If you look at the photo smiling out at you from our yearly holiday card, taken on an idyllic Rhode Island beach, you’ll see six happy faces, a proud family clutching each other with love. Every year I schedule a family photo shoot to get that picture. Every year we get one. And I mean JUST ONE. Out of the hundreds of pictures the photographer snaps, there is usually only one picture where we are all happy, and looking presentable enough to send out to everyone we know. The rest, the outtakes, tell a different story. They tell the truth behind all those happy smiling family photo cards you get in the mail each year. If you have a family of your own, with small children, and have been through this process, you know what I’m talking about. They are much more anarchic than the calm conveyed in the final photo.
It begins at home hours before we leave. I run around and pull together complimentary outfits for us all.
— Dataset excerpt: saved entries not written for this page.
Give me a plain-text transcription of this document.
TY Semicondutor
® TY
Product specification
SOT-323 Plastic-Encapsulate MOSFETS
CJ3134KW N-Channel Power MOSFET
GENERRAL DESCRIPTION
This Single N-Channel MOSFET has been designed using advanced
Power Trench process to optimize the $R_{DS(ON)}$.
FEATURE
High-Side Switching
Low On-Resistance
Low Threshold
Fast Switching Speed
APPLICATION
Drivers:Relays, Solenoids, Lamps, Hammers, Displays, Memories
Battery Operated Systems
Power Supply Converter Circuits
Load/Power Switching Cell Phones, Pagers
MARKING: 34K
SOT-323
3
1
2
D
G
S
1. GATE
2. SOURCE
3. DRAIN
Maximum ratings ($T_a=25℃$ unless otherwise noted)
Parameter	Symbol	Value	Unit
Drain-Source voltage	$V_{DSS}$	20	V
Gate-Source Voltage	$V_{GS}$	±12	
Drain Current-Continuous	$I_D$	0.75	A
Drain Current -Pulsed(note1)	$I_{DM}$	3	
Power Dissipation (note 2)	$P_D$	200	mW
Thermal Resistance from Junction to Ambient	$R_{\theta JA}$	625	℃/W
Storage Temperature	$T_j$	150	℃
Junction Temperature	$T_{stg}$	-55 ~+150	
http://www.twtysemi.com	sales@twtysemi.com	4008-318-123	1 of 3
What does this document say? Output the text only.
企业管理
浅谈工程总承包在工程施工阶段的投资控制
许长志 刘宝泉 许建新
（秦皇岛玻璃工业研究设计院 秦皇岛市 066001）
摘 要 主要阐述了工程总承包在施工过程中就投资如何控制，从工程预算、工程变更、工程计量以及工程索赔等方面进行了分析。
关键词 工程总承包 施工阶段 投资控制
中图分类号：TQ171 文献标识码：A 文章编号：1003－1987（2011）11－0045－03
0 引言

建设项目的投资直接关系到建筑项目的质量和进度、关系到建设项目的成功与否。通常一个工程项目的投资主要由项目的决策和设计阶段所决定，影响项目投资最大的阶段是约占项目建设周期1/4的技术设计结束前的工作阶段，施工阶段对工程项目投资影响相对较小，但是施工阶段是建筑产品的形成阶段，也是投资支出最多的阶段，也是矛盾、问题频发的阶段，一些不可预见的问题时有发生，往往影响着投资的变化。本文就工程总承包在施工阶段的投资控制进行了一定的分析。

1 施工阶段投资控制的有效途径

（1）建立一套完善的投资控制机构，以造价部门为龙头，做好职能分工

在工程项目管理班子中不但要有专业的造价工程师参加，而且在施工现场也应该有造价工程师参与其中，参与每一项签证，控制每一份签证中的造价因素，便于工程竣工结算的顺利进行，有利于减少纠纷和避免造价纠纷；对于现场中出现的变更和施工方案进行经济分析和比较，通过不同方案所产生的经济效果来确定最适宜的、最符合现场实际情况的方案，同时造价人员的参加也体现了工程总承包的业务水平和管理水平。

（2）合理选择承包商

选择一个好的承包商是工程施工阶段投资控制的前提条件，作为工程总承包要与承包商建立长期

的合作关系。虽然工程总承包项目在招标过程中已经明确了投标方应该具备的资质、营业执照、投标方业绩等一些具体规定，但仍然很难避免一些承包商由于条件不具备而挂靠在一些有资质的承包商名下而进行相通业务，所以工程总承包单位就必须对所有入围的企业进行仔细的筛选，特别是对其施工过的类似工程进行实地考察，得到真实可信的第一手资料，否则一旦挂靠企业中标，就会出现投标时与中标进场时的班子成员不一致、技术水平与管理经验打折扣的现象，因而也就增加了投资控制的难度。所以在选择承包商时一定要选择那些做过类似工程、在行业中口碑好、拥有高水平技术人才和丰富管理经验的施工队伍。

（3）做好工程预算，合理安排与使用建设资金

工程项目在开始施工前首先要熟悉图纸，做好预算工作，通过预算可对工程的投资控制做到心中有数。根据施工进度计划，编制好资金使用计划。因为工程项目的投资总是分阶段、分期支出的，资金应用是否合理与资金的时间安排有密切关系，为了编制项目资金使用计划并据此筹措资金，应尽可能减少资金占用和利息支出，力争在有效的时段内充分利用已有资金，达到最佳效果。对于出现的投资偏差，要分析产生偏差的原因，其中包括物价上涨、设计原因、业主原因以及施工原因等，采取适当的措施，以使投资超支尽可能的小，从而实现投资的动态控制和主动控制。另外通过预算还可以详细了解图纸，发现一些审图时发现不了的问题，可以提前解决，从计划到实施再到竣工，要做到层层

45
Each year I come up against protests about the outfits from the girls, as though I had asked them to be tarred and feathered. The boys have usually outgrown what I’ve laid out, since they wear their white button down dress shirts so infrequently, and they can’t stand having to change outfits. The kids complain and drag their feet, and it takes much shouting and cajoling to get everyone in the car. By this point I have usually given up on the complimentary outfits, and the neat hair. Around this time I may even be reduced to shouting something childish like “fine! I don’t care what the rest of you look like in the picture as long as I look good!” As we drive to the beach, my husband is getting cranky due to all the bickering and back talk. He questions the need for the professional family photo, and usually chooses this moment to find out what it costs. Now my husband and I are bickering too. I try to remind him that the outcome will be worth it. When we arrive at the beach, I am already apologizing to the photographer for our motley state. As we begin to try to pose, at least one child is freezing and miserable. We bribe, threaten, and tickle to get the desired simultaneous smiles from all four kids. This year we added our untrained dog to the pandemonium. He was kicked out of the family photo after about 5 minutes for stepping on one of the kids and making them cry.
Once again we ultimately got the photo. Just one (as close to perfect as we’ll ever get) photo of our precious family, and the dog even made it in without needing to be added in photoshop. Having that one picture that captures this moment in time is so worth all the trouble we go through to get it. We cherish the timeline of our growing family that we now have, and we can laugh when we scan back over the years of our family pictures, knowing the bedlam that went into capturing them. In turn, we love getting our friends holiday cards with pictures of their kids each year, seeing how their families have grown as well, and knowing the secret behind those perfect family photos. Chaos!